Stacey's husband combed through the paperwork from his wife's surgery, which described the pins and who the manufacturer was. Medical regulations in both countries precluded the purchase of the extraction tool outright. Through a contact provided by the manufacturer, he connected with a Swedish surgeon and the doctor volunteered to ship one directly to them, to be returned after the surgery.
A call to Senator Jack Reed helped to expedite an FDA assessment of whether the tool could be allowed into the United States. Once given the green light, the special tool, after weeks of research and international communications, wound up in the couple’s hands.
International Collaboration during a Pandemic
There was still one last crucial step, which took place via Zoom: Dr. Jenkins was trained by his Swedish colleague how to use the special extraction device.
By this time, however, the pandemic was causing non-emergency surgeries to be postponed.
“The story itself is just unbelievable with everything that we went through to make it happen,” said Dr. Jenkins.
After two postponements spanning months, Dr. Jenkins and Stacey were finally able to proceed with what amounted to a two-in-one surgery: the removal of the pins and then a successful total hip replacement. “My heroes are truly my husband and my surgeon,” said Stacey. “They both left no stone unturned.”

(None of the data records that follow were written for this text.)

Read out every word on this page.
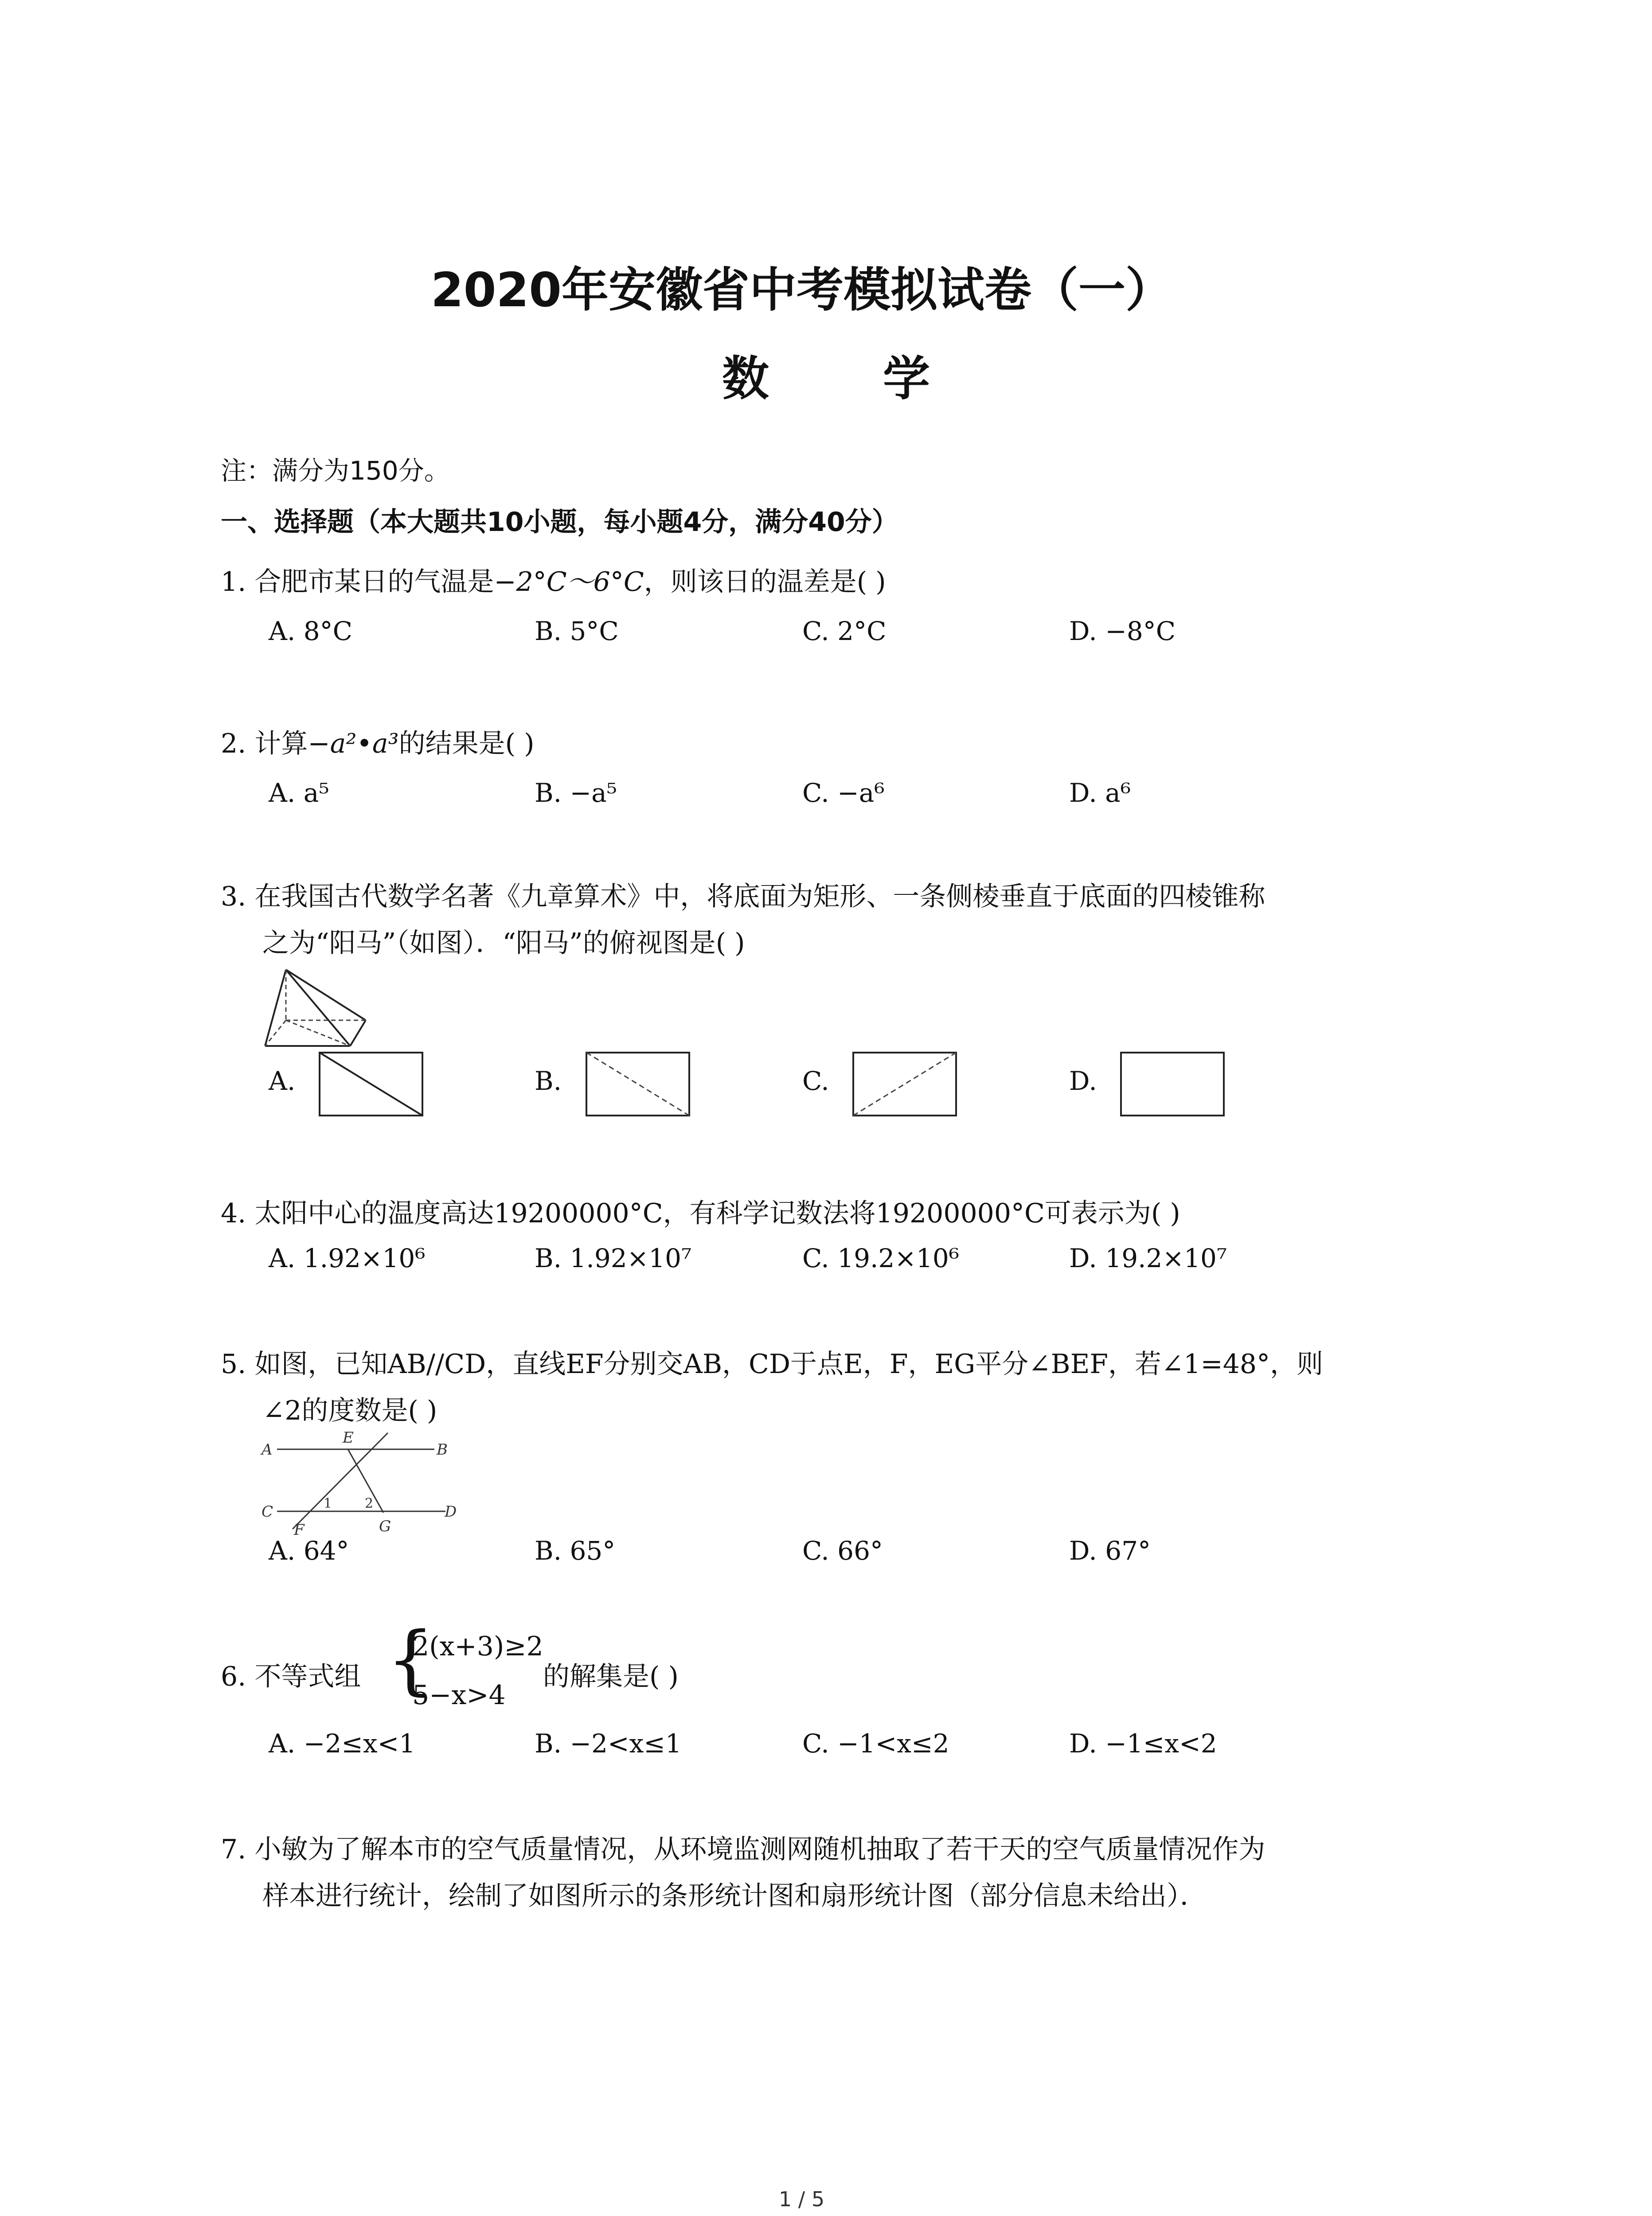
2020年安徽省中考模拟试卷（一）
数 学
注：满分为150分。
一、选择题（本大题共10小题，每小题4分，满分40分）
1. 合肥市某日的气温是−2°C～6°C，则该日的温差是( )
A. 8°C	B. 5°C	C. 2°C	D. −8°C
2. 计算−a²•a³的结果是( )
A. a⁵	B. −a⁵	C. −a⁶	D. a⁶
3. 在我国古代数学名著《九章算术》中，将底面为矩形、一条侧棱垂直于底面的四棱锥称
之为“阳马”（如图）．“阳马”的俯视图是( )
A.	B.	C.	D.
4. 太阳中心的温度高达19200000°C，有科学记数法将19200000°C可表示为( )
A. 1.92×10⁶	B. 1.92×10⁷	C. 19.2×10⁶	D. 19.2×10⁷
5. 如图，已知AB//CD，直线EF分别交AB，CD于点E，F，EG平分∠BEF，若∠1=48°，则
∠2的度数是( )
A	B
C	D
E
F	G
1 2
A. 64°	B. 65°	C. 66°	D. 67°
6. 不等式组 {
2(x+3)≥2
5−x>4
的解集是( )
A. −2≤x<1	B. −2<x≤1	C. −1<x≤2	D. −1≤x<2
7. 小敏为了解本市的空气质量情况，从环境监测网随机抽取了若干天的空气质量情况作为
样本进行统计，绘制了如图所示的条形统计图和扇形统计图（部分信息未给出）．
1 / 5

She found that the exemplary work of her entire care team at The Miriam Hospital made a huge difference to her overall experience. “I always heard people say that The Miriam was their hospital, and now, having experienced its care firsthand, I understand why. That’s a very special place of healing.”
Traveling the World Again
Since the procedure, she has slowly but surely gotten back up to speed through physical therapy and follow-up visits with her doctor. The Mihalys have even traveled internationally again.
Her case is just one example of the work Dr. Jenkins and the Total Joint Center do every day.
“Even though we were challenged, we continued to provide the best possible patient care,” Dr. Jenkins said of the work the center performed during the pandemic. “It’s easy to perform well under the best conditions. But what do you do when everything goes wrong? That’s where you get to really show what you’re made of.”